Here’s a nice summary of the position and opposition to Lucy and my view:

Allais (2015) and McLear (2015 and 2016) grant that full-blown experience (Erfahrung), as empirical cognition (see note 9 above), requires us to unify states of perceptual consciousness under concepts. However, on their view, the perceptual states (intuitions) that get unified under concepts carry their cognitive significance anyway—independently of any top–down influence or guidance by the understanding. More specifically, their status as states of acquaintance or awareness of external objects is independent of any such activity by the understanding. Intuitions—which, on the views under question, possess only spatiotemporal, and not categorial, unity—are supposed to provide us with representations of particular objects—where such a particular is a ‘distinct, bounded thing to which the subject can pay individual attention’ or which ‘the subject can pick out as a unit’ (Allais 2015: 147n2, 154).
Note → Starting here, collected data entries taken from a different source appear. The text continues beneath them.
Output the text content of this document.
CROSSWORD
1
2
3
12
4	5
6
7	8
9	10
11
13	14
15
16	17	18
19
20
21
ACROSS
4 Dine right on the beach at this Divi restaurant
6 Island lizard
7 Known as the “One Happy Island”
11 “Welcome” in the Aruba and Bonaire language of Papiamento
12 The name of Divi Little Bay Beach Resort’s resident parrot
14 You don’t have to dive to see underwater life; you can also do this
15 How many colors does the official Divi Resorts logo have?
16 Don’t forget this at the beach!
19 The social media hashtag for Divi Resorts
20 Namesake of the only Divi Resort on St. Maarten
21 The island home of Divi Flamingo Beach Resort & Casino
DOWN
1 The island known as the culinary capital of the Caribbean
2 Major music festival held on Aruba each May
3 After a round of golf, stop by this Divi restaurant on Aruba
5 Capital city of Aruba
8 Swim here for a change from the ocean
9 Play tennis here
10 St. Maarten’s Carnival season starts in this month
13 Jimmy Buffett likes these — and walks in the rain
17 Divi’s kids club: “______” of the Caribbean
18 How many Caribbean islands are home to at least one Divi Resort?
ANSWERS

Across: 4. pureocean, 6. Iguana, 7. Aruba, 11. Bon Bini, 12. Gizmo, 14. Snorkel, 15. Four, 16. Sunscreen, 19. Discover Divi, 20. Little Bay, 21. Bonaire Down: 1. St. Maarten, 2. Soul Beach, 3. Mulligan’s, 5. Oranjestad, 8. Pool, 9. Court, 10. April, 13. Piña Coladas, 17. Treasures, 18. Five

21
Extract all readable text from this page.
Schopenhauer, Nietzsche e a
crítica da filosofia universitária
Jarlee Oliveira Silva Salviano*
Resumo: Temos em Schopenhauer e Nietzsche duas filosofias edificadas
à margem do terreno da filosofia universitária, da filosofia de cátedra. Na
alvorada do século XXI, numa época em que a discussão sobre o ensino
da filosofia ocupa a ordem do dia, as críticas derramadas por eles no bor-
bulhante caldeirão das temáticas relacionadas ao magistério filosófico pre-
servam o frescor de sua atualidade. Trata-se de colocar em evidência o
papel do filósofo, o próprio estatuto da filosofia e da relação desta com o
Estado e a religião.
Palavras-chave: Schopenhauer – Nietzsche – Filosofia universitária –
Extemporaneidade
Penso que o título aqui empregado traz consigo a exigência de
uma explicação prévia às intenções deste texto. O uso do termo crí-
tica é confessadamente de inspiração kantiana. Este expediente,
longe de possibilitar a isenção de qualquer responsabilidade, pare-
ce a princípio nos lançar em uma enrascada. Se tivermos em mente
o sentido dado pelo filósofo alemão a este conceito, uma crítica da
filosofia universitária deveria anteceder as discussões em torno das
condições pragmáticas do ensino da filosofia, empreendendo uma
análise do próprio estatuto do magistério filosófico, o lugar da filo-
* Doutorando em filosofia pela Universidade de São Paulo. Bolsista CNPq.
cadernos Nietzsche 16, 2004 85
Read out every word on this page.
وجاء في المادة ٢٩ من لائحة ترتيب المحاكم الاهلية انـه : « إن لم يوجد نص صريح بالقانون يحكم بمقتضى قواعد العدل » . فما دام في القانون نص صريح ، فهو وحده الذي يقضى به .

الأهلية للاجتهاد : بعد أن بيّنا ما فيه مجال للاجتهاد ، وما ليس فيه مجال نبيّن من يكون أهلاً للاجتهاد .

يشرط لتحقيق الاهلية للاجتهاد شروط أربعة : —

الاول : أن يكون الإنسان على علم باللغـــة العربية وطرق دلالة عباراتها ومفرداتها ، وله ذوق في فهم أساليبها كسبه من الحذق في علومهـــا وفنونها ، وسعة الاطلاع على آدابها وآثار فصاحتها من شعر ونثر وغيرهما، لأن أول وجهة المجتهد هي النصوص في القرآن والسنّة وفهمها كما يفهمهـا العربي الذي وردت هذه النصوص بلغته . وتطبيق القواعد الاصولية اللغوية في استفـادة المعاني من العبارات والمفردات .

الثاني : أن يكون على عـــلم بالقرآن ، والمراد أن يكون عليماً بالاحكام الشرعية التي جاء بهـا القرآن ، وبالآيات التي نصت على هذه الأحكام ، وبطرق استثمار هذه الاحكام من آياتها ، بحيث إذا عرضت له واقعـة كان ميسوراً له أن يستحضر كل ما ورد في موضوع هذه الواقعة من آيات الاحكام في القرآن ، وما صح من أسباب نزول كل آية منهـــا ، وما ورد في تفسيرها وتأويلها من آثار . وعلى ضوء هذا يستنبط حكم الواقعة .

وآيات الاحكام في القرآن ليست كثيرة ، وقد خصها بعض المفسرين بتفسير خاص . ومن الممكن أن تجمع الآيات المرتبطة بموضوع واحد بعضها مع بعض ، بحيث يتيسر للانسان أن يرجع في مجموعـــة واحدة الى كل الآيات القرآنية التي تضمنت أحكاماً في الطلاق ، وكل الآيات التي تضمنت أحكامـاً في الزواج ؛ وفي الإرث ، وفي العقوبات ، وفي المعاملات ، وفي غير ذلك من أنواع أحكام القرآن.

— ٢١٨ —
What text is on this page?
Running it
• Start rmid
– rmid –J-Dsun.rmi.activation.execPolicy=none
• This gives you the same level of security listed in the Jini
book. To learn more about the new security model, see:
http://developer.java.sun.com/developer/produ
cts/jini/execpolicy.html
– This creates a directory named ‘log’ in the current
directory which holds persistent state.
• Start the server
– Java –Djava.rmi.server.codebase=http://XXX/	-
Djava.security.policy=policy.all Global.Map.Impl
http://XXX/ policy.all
But our reading suggests that this is not Kant’s view. We grant that sensory consciousness is possible without the understanding. However, Kant suggests, the states that get unified under a concept are not simply conscious sensory representations, but rather observations, which—as argued above—involve exercises of our faculty of selective attention. And, as we have already seen, selection via attention is directed by the understanding—in accordance with ‘the combination that it [the understanding] thinks’ (B156-7n), or by the need for unity ‘under a single concept’ (H 7:398). This is because in attending to and tracking particulars in the world, we need to treat them as relatively persisting unitary objects that follow causally continuous trajectories through space. Thus, the objective cognitive significance of intuitions is not there anyway, independently of their being unified (or, perhaps, independently of their potential for being unified) under concepts. On our reading, it is because we possess the capacity for directed attention—a capacity governed by the understanding—that we are capable of sensory states with objective cognitive significance at all. (588-9)

So, I think the position is Intellectualist insofar as it makes intuition conditional on the understanding. It also seems to systematically ignore the intuition/perception distinction, at least insofar as it gives no serious treatment of the possibility that what directed attention unifies is intuition, as the bringing to consciousness an object. Indeed, the Handschrift quote speaks of “observation” glossed as “absichtliche Wahrnehmungen” (H 7:398) – so really it is perception that is at issue here and not intuition. They try and address the distinction between intuition and perception in note 11 (576) but they don’t really take the measure of Tolley’s discussion, and in any case, the gloss they give of the issue is very limited and doens’t really take into account other possibilities.

I also am a little perplexed as to just what the position amounts to. On the one hand they seem to make consciousness of objects dependent on directed attention by the understanding. On the other hand they allow that non-rational animals might have “some capacity for directed attention” and have representations (intuitions?) with “some degree of objective reference” (note 29, 587). I’m not really sure what ‘objective reference’ means here. And I don’t understand the hedging with degrees here. It seems like representation of causation or substance is an all or nothing thing—e.g. one either represents universality and necessity or not. So how could there be a degree-based argument here?